40. New Common Shares and New Preferred Shares to be issued upon implementation of the Plan will not be qualified for distribution to the public under any applicable Canadian securities laws and will be subject to restrictions on transfer in Canada. New Common Shares and New Preferred Shares will be distributed to the Initial Consenting Noteholders and other affected unsecured creditors that become Post-Closing Securityholders under the Plan, pursuant to the exemption from the prospectus requirement in section 2.11 of National Instrument 45-106 Prospectus and Registration Exemptions, and such securities held by such persons will be subject to the resale restrictions specified in subsection 2.6(3) of National Instrument 45-102 Resale of Securities.
41. The Exemptive Relief Sought has been applied for in all jurisdictions of Canada in which the Filer is currently a reporting issuer, and if it is granted (i) the Filer will cease to be a reporting issuer in any jurisdictions of Canada and (ii) LPR Canada will not become a reporting issuer in any jurisdiction as a consequence of the Plan and completion of the transactions provided therein.

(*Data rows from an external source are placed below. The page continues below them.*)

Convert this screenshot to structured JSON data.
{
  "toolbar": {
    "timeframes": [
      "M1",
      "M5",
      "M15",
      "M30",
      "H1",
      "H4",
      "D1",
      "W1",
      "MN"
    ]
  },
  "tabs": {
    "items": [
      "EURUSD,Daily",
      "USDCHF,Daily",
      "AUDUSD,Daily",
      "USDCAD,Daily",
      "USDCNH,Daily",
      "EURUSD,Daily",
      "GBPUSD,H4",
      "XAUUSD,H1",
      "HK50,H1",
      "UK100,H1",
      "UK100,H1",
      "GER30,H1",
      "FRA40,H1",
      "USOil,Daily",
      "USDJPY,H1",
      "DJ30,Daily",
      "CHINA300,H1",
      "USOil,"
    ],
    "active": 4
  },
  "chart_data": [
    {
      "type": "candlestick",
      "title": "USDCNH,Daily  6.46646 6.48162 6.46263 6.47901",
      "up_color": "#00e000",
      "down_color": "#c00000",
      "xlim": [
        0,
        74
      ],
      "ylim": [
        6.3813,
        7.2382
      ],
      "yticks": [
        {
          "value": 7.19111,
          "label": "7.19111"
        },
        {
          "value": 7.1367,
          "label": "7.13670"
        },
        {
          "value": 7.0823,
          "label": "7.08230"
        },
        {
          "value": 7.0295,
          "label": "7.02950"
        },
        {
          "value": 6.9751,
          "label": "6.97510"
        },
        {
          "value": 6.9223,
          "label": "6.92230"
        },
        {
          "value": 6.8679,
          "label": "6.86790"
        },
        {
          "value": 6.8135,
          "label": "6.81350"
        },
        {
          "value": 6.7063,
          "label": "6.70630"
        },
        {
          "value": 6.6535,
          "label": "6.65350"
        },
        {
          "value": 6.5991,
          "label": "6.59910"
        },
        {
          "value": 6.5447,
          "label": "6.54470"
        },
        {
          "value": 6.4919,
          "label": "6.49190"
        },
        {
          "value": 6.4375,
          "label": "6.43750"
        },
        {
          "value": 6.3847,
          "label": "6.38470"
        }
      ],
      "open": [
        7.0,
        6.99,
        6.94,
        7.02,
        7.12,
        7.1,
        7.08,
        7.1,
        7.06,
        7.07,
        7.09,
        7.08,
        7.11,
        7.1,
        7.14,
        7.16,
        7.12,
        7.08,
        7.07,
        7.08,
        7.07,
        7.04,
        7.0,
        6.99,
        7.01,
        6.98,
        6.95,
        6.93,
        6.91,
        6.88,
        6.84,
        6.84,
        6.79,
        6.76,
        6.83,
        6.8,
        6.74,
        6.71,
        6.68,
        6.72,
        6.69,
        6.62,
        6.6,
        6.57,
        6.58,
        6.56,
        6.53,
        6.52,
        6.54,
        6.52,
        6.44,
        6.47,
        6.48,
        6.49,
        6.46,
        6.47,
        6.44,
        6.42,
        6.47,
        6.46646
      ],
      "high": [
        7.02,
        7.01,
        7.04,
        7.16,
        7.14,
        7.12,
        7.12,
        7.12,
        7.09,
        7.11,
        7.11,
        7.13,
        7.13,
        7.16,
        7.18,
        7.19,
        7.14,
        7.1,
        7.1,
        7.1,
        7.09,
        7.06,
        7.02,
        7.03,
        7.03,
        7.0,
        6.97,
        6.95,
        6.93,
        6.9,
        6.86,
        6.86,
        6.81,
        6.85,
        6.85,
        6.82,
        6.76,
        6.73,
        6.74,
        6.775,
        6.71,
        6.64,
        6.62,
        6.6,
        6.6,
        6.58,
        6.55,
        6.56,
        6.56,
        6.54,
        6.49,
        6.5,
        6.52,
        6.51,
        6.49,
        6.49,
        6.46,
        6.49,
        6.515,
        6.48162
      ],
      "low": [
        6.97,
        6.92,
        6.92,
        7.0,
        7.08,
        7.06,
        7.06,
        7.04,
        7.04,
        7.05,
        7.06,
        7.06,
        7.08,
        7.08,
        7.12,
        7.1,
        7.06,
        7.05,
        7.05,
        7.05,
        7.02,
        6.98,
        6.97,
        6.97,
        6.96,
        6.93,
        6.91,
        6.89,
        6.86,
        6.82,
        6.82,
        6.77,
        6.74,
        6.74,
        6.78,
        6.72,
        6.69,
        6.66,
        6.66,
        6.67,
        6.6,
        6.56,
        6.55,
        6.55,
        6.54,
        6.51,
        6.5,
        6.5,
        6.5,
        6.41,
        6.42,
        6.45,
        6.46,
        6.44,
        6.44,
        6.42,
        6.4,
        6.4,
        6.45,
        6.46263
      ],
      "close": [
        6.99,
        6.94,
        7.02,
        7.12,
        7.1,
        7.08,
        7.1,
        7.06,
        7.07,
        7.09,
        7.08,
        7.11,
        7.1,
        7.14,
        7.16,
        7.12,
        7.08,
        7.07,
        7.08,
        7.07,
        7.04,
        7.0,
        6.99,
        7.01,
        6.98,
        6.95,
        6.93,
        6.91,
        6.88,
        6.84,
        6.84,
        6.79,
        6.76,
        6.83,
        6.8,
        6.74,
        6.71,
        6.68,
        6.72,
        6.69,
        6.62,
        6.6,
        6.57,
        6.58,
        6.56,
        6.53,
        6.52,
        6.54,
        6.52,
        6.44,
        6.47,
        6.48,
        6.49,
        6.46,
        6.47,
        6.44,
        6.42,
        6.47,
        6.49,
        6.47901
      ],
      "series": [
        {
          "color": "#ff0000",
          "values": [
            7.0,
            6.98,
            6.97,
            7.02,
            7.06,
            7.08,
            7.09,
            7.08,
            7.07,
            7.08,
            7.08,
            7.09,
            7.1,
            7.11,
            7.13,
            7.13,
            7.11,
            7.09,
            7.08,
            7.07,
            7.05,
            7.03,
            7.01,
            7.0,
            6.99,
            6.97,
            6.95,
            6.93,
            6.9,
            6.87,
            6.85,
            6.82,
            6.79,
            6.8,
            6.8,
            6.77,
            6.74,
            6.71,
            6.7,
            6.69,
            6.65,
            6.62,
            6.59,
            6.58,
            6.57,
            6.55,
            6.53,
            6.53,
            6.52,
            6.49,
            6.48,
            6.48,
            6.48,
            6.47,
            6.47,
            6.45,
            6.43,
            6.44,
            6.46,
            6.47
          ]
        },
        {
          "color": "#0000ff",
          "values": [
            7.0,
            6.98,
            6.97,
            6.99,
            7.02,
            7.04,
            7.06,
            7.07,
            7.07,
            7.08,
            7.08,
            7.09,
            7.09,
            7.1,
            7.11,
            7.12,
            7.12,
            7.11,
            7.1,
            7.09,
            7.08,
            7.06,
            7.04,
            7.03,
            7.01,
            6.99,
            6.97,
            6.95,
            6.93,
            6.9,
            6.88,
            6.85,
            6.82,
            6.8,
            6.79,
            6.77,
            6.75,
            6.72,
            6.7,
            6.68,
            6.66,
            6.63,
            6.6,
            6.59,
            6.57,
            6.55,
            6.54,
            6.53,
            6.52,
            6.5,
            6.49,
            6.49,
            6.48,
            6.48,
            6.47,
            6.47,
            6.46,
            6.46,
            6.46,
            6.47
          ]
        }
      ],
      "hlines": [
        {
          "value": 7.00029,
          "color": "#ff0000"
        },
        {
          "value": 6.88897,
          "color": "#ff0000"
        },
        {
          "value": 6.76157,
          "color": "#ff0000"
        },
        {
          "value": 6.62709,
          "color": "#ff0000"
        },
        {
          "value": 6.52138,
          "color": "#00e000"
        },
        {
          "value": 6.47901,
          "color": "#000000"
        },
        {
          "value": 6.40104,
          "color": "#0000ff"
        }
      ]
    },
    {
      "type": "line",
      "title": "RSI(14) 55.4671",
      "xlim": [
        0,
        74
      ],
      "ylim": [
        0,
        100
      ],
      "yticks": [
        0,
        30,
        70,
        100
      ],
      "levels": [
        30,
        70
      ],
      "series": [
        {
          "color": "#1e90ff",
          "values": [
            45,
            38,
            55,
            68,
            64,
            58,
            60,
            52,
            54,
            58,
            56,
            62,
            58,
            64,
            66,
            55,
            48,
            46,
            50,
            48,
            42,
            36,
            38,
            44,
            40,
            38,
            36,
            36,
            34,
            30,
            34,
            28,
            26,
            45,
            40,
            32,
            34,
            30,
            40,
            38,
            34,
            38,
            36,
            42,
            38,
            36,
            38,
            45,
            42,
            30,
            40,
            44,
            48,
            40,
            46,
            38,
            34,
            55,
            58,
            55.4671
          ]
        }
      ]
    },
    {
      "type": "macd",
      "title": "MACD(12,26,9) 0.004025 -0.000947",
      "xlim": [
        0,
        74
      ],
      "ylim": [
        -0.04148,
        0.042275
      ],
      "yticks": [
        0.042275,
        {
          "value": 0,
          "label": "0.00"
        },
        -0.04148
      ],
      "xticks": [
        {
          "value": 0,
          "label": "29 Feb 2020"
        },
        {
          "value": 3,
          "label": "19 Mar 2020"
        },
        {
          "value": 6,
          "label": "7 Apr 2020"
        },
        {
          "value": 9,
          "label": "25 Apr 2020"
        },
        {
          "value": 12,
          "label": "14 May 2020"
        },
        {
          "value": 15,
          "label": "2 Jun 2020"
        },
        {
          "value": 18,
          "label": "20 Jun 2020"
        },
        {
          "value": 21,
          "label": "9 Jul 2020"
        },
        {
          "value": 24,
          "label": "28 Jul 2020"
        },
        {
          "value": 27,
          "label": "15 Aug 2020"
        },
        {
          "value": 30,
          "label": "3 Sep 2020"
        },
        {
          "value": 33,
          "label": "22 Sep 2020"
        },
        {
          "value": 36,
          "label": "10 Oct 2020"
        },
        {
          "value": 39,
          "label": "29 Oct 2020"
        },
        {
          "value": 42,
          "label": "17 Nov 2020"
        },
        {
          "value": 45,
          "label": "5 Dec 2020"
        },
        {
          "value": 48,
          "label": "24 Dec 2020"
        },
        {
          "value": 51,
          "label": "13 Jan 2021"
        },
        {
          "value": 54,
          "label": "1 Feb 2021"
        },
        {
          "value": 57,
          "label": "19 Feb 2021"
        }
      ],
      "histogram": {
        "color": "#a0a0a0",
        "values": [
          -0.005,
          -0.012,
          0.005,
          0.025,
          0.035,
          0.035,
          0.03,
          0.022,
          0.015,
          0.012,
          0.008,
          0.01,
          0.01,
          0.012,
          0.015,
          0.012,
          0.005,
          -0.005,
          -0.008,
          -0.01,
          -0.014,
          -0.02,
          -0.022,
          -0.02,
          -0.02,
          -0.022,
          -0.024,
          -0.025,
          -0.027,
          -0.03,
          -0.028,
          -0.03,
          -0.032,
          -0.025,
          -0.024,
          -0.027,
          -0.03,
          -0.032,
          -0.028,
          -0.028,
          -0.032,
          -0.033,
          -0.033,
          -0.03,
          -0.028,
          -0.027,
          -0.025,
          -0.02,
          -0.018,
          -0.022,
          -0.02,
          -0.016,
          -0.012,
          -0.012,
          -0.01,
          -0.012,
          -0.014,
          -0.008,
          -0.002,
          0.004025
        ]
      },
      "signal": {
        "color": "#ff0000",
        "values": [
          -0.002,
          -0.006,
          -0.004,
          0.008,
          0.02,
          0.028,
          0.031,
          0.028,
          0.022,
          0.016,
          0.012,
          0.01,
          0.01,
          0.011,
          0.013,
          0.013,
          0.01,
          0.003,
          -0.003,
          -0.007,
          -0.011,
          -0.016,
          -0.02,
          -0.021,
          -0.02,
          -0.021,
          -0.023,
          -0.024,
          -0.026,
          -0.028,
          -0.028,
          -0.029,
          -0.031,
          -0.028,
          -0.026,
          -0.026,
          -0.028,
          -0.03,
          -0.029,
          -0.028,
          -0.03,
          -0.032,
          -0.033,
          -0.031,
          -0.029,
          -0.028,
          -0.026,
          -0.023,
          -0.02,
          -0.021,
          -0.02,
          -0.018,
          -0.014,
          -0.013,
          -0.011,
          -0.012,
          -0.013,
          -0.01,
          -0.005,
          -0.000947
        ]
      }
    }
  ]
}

42. Upon implementation of the Plan no securities of the Filer or of LPR Canada, including debt securities, will be traded in Canada or another country on a "marketplace" (as that term is defined in National Instrument 21-101 Marketplace Operation) or any other facility for bringing together buyers and sellers of securities where trading data is publicly reported.
43. Lone Pine and LPR Canada have no current intention to seek financing by way of public offering of securities in Canada or to distribute securities to the public in Canada (other than New Common Shares and New Preferred Shares on the Plan Implementation Date as described in paragraph 16 above).
44. The Filer will promptly issue a news release upon the occurrence of the Plan Implementation Date. The news release will specify that the Filer is no longer a reporting issuer as of the Effective Time on the Plan Implementation Date.
Each of the Decision Makers is satisfied that the decision meets the test set out in the Legislation for the Decision Maker to make the decision.
The decision of the Decision Makers under the Legislation is that provided that the Plan Implementation Date occurs on or before February 28, 2014, the Exemptive Relief Sought is granted effective immediately before the Effective Time on the Plan Implementation Date.